Financial sector regulatory sandboxes: Let’s go to the beach

regulatory sandbox
18 Nov 2020

Under the more relaxed lockdown restrictions, and with a change of season in the air, lots of South Africans may be heading to the country’s beautiful coastlines en masse to enjoy the first hints of summer and feel the cool sea breeze against their face and hot sand beneath their feet. It’s much better than that backyard sandbox-and-garden-hose substitute, amiright?

Sandboxes weren’t always so unappealing. During our formative years we built empires and excavated treasures in them! With an unencumbered imagination, our sandboxes were our canvas. And they can be again.

Regulatory sandboxes

The concept of a regulatory sandbox should instill a sense of childlike wonder in the observer.

Financial product innovation doesn’t necessarily occur in a legislator’s office. Active market participants who have spent years developing new products in accordance with existing regulations as their market’s needs develop can discover a massive gap in the market for which clear legislative guidance is not available. Market participants are in excellent positions to assess what current market needs are; what regulatory policies are being pursued and what the underlying rationale for past legislative changes were. Combine this with field experience and entrepreneurship and it’s easy to see how services providers can get a bit ahead of regulations!

Enter the sandbox. Essentially a financial services hall pass, it allows for experimenting with new and unfamiliar products, under strict guidance. It has been used internationally, and South Africa isn’t going to miss out on the fun.

The Intergovernmental Fintech Working Group (IFWG) (including the likes of the National Treasury, SARB, SARS, FSCA, FIC, NCR, the Competition Commission – all financial regulatory powerhouses) has rolled out a regulatory sandbox for local use. The Innovation Hub was launched earlier this year, making a range of exciting tools for innovators in the financial services sector available. Instead of a top-down instruction of action and consequential enforcement by the regulator on the regulated, the Innovation Hub is aimed at establishing a dialogue between market participants and regulators.

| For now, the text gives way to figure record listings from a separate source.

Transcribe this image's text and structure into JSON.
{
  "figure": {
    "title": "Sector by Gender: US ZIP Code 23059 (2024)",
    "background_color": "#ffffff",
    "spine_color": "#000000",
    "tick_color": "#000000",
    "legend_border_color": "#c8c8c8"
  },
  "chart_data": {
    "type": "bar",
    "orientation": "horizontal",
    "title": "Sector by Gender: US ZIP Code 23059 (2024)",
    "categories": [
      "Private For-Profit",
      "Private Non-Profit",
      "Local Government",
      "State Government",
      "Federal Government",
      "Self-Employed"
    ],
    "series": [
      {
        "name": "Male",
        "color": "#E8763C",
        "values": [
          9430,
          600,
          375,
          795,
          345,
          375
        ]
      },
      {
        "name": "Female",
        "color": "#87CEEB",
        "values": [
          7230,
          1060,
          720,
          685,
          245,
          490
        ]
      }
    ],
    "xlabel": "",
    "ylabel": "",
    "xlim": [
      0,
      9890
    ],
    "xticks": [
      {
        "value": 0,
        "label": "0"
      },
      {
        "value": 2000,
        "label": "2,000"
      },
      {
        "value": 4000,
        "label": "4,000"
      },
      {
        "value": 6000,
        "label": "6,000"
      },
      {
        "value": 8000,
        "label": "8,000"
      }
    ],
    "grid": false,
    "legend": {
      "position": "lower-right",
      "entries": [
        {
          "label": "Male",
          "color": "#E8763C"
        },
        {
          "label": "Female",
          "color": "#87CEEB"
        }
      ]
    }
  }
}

Tools such as regulatory sandboxing allow services providers to ask, suggest, collaborate and show regulators that new doesn’t necessarily mean wrong. Regulators are always looking out for the best interests of consumers, so their erring on the side of caution is an understandable default approach. Even where the intention of the service provider is also to protect consumer interests, wires might get crossed somewhere and, without an open dialogue, the parties view themselves as adversaries rather than being on the same page.

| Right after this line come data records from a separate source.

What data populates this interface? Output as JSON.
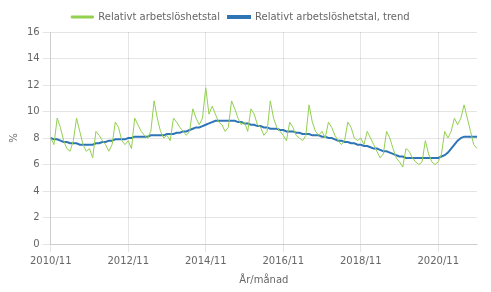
{
  "chart_data": {
    "type": "line",
    "xlabel": "År/månad",
    "ylabel": "%",
    "categories": [
      "2010/11",
      null,
      null,
      null,
      null,
      null,
      null,
      null,
      null,
      null,
      null,
      null,
      null,
      null,
      null,
      null,
      null,
      null,
      null,
      null,
      null,
      null,
      null,
      null,
      "2012/11",
      null,
      null,
      null,
      null,
      null,
      null,
      null,
      null,
      null,
      null,
      null,
      null,
      null,
      null,
      null,
      null,
      null,
      null,
      null,
      null,
      null,
      null,
      null,
      "2014/11",
      null,
      null,
      null,
      null,
      null,
      null,
      null,
      null,
      null,
      null,
      null,
      null,
      null,
      null,
      null,
      null,
      null,
      null,
      null,
      null,
      null,
      null,
      null,
      "2016/11",
      null,
      null,
      null,
      null,
      null,
      null,
      null,
      null,
      null,
      null,
      null,
      null,
      null,
      null,
      null,
      null,
      null,
      null,
      null,
      null,
      null,
      null,
      null,
      "2018/11",
      null,
      null,
      null,
      null,
      null,
      null,
      null,
      null,
      null,
      null,
      null,
      null,
      null,
      null,
      null,
      null,
      null,
      null,
      null,
      null,
      null,
      null,
      null,
      "2020/11",
      null,
      null,
      null,
      null,
      null,
      null,
      null,
      null,
      null,
      null,
      null,
      null
    ],
    "series": [
      {
        "name": "Relativt arbetslöshetstal",
        "color": "#92d050",
        "values": [
          8.0,
          7.5,
          9.5,
          8.8,
          7.8,
          7.2,
          7.0,
          7.8,
          9.5,
          8.5,
          7.5,
          7.0,
          7.2,
          6.5,
          8.5,
          8.2,
          7.8,
          7.5,
          7.0,
          7.5,
          9.2,
          8.8,
          7.8,
          7.5,
          7.8,
          7.2,
          9.5,
          9.0,
          8.5,
          8.2,
          8.0,
          8.5,
          10.8,
          9.5,
          8.5,
          8.0,
          8.2,
          7.8,
          9.5,
          9.2,
          8.8,
          8.5,
          8.2,
          8.5,
          10.2,
          9.5,
          9.0,
          9.5,
          11.8,
          9.8,
          10.4,
          9.8,
          9.2,
          9.0,
          8.5,
          8.8,
          10.8,
          10.2,
          9.5,
          9.0,
          9.2,
          8.5,
          10.2,
          9.8,
          9.0,
          8.8,
          8.2,
          8.5,
          10.8,
          9.5,
          8.8,
          8.5,
          8.2,
          7.8,
          9.2,
          8.8,
          8.2,
          8.0,
          7.8,
          8.2,
          10.5,
          9.2,
          8.5,
          8.2,
          8.5,
          8.0,
          9.2,
          8.8,
          8.2,
          7.8,
          7.5,
          7.8,
          9.2,
          8.8,
          8.0,
          7.8,
          8.0,
          7.5,
          8.5,
          8.0,
          7.5,
          7.0,
          6.5,
          6.8,
          8.5,
          8.0,
          7.2,
          6.5,
          6.2,
          5.8,
          7.2,
          7.0,
          6.5,
          6.2,
          6.0,
          6.2,
          7.8,
          6.8,
          6.2,
          6.0,
          6.2,
          6.8,
          8.5,
          8.0,
          8.5,
          9.5,
          9.0,
          9.5,
          10.5,
          9.5,
          8.5,
          7.5,
          7.2
        ]
      },
      {
        "name": "Relativt arbetslöshetstal, trend",
        "color": "#2e75b6",
        "values": [
          8.0,
          7.9,
          7.9,
          7.8,
          7.7,
          7.7,
          7.6,
          7.6,
          7.6,
          7.5,
          7.5,
          7.5,
          7.5,
          7.5,
          7.6,
          7.6,
          7.7,
          7.7,
          7.8,
          7.8,
          7.9,
          7.9,
          7.9,
          7.9,
          8.0,
          8.0,
          8.1,
          8.1,
          8.1,
          8.1,
          8.1,
          8.2,
          8.2,
          8.2,
          8.2,
          8.2,
          8.3,
          8.3,
          8.3,
          8.4,
          8.4,
          8.5,
          8.5,
          8.6,
          8.7,
          8.8,
          8.8,
          8.9,
          9.0,
          9.1,
          9.2,
          9.3,
          9.3,
          9.3,
          9.3,
          9.3,
          9.3,
          9.3,
          9.2,
          9.2,
          9.1,
          9.1,
          9.0,
          9.0,
          8.9,
          8.9,
          8.8,
          8.8,
          8.7,
          8.7,
          8.7,
          8.6,
          8.6,
          8.5,
          8.5,
          8.5,
          8.4,
          8.4,
          8.3,
          8.3,
          8.3,
          8.2,
          8.2,
          8.2,
          8.1,
          8.1,
          8.0,
          8.0,
          7.9,
          7.8,
          7.8,
          7.7,
          7.7,
          7.6,
          7.6,
          7.5,
          7.5,
          7.4,
          7.4,
          7.3,
          7.2,
          7.2,
          7.1,
          7.0,
          7.0,
          6.9,
          6.8,
          6.7,
          6.6,
          6.6,
          6.5,
          6.5,
          6.5,
          6.5,
          6.5,
          6.5,
          6.5,
          6.5,
          6.5,
          6.5,
          6.5,
          6.6,
          6.7,
          6.9,
          7.2,
          7.5,
          7.8,
          8.0,
          8.1,
          8.1,
          8.1,
          8.1,
          8.1
        ]
      }
    ],
    "ylim": [
      0,
      16
    ],
    "yticks": [
      0,
      2,
      4,
      6,
      8,
      10,
      12,
      14,
      16
    ],
    "grid": true,
    "legend": "top"
  }
}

Waiting on the World to Change

It can be difficult (or sometimes even impossible) to determine the extent to which the financial world is changing. Firstly, you’d need a point of comparison to assess deviations – but what year should be used as a timestamp to observe current change? Should modern financial product structuring be viewed in light of changes since the integration of the internet into modern business; prior to the internet’s invention; or, say, before the commercial domestication of electricity? And what about the parameters to be drawn for such a comparison? Will you only be looking at ease of communication or will you be looking at sector interactions, the development of collaborative platforms and globalisation as well? Clearly, there’s a potential problem of information overload.

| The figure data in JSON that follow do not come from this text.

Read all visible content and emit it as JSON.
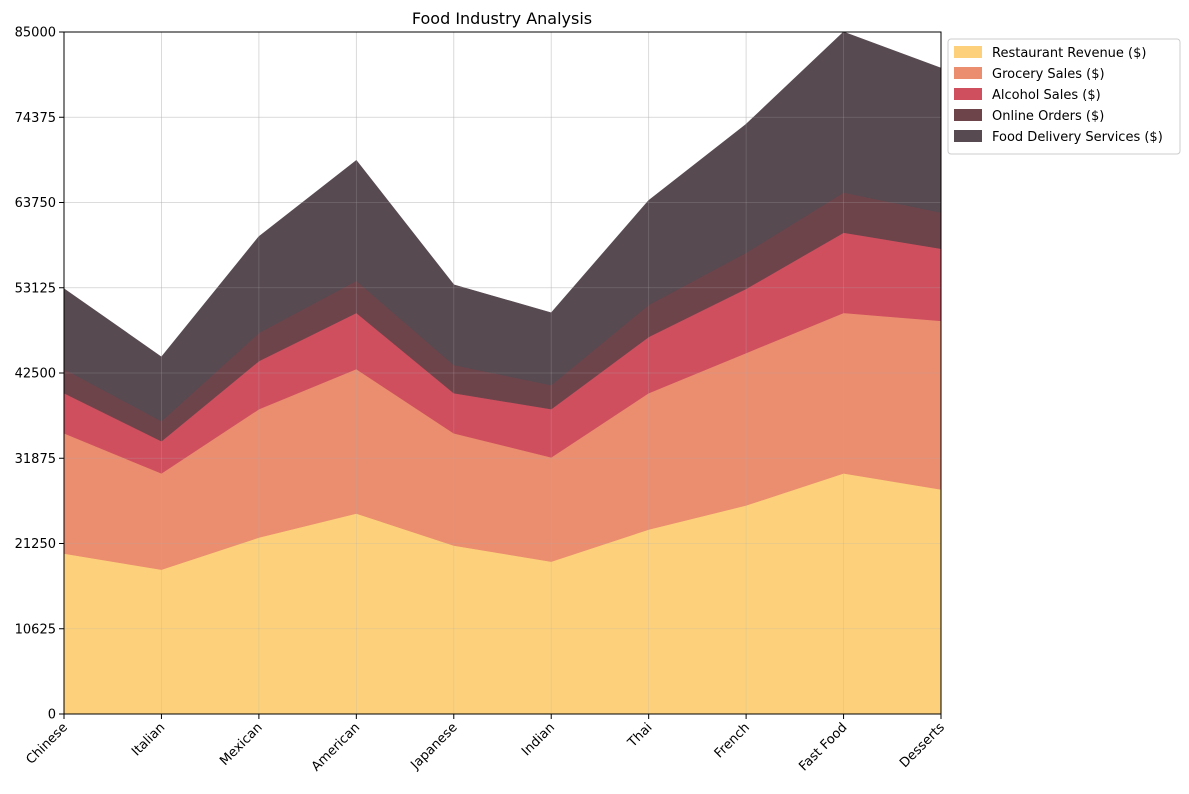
{
  "chart_data": {
    "type": "area",
    "stacked": true,
    "title": "Food Industry Analysis",
    "xlabel": "",
    "ylabel": "",
    "categories": [
      "Chinese",
      "Italian",
      "Mexican",
      "American",
      "Japanese",
      "Indian",
      "Thai",
      "French",
      "Fast Food",
      "Desserts"
    ],
    "ylim": [
      0,
      85000
    ],
    "yticks": [
      "0",
      "10625",
      "21250",
      "31875",
      "42500",
      "53125",
      "63750",
      "74375",
      "85000"
    ],
    "grid": true,
    "legend_position": "upper-right-outside",
    "series": [
      {
        "name": "Restaurant Revenue ($)",
        "color": "#fdd17b",
        "values": [
          20000,
          18000,
          22000,
          25000,
          21000,
          19000,
          23000,
          26000,
          30000,
          28000
        ]
      },
      {
        "name": "Grocery Sales ($)",
        "color": "#eb8d6f",
        "values": [
          15000,
          12000,
          16000,
          18000,
          14000,
          13000,
          17000,
          19000,
          20000,
          21000
        ]
      },
      {
        "name": "Alcohol Sales ($)",
        "color": "#cf4f5f",
        "values": [
          5000,
          4000,
          6000,
          7000,
          5000,
          6000,
          7000,
          8000,
          10000,
          9000
        ]
      },
      {
        "name": "Online Orders ($)",
        "color": "#6e444b",
        "values": [
          3000,
          2500,
          3500,
          4000,
          3500,
          3000,
          4000,
          4500,
          5000,
          4500
        ]
      },
      {
        "name": "Food Delivery Services ($)",
        "color": "#574a51",
        "values": [
          10000,
          8000,
          12000,
          15000,
          10000,
          9000,
          13000,
          16000,
          20000,
          18000
        ]
      }
    ]
  }
}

As change is a comparative moving target, it would be wise to focus on the context. It’s not the technological advancements that facilitate product structuring, or changes in perception as to what constitutes acceptable remuneration, or an increase in the average consumer’s access to a wide array of financial products within seconds that drives change, it’s all of these and more. There’s a potentially bottomless pit of factors, so the natural response would be to focus on what seems relevant and disregard the rest. In identifying what’s truly relevant, having the financial regulators as your sounding board can be especially helpful.

So in this sense, change becomes cyclical. Change initiated by financial services providers through sandboxing products may lead to a change in regulations after regulatory refinement, and such regulatory changes may in turn lead to a further pushing of boundaries.

The dialogue function of regulatory sandboxing underpins this continuous change as it allows entrepreneurs to test new sandcastle building techniques whilst the regulators are assured that sand won’t go flying into anyone’s eyes. Mechanisms are in place to address unacceptably risky architectural designs, but also provide an opportunity for contractors to explain why it is, in fact, structurally sound. Before you dismiss this symbiosis as overly optimistic, consider the developments being made in the realm of crypto assets. The , created under the watchful eye of the IFWG and whose members are represented on CAR WG, brought out a consultation paper on – you guessed it – crypto assets. The IFWG’s April 2020 position paper on crypto assets cites this collaboration:

The consultation paper offered an opportunity for industry participants and stakeholders to provide input to formulating a revised policy position on crypto assets. The regulatory authorities considered these comments carefully in drafting the position paper.

So perhaps instead of being subjected to a changing world or waiting for regulatory changes to match your business visions, it might be worth initiating a change yourself through the use of tools like regulatory sandboxes. Or, at the very least, find ways to make your voice heard by regulators during a consultation process. Even if such consultancy does not lead to the introduction of a new financial product or even sandboxing, it may help to identify other relevant considerations which were previously disregarded as irrelevant.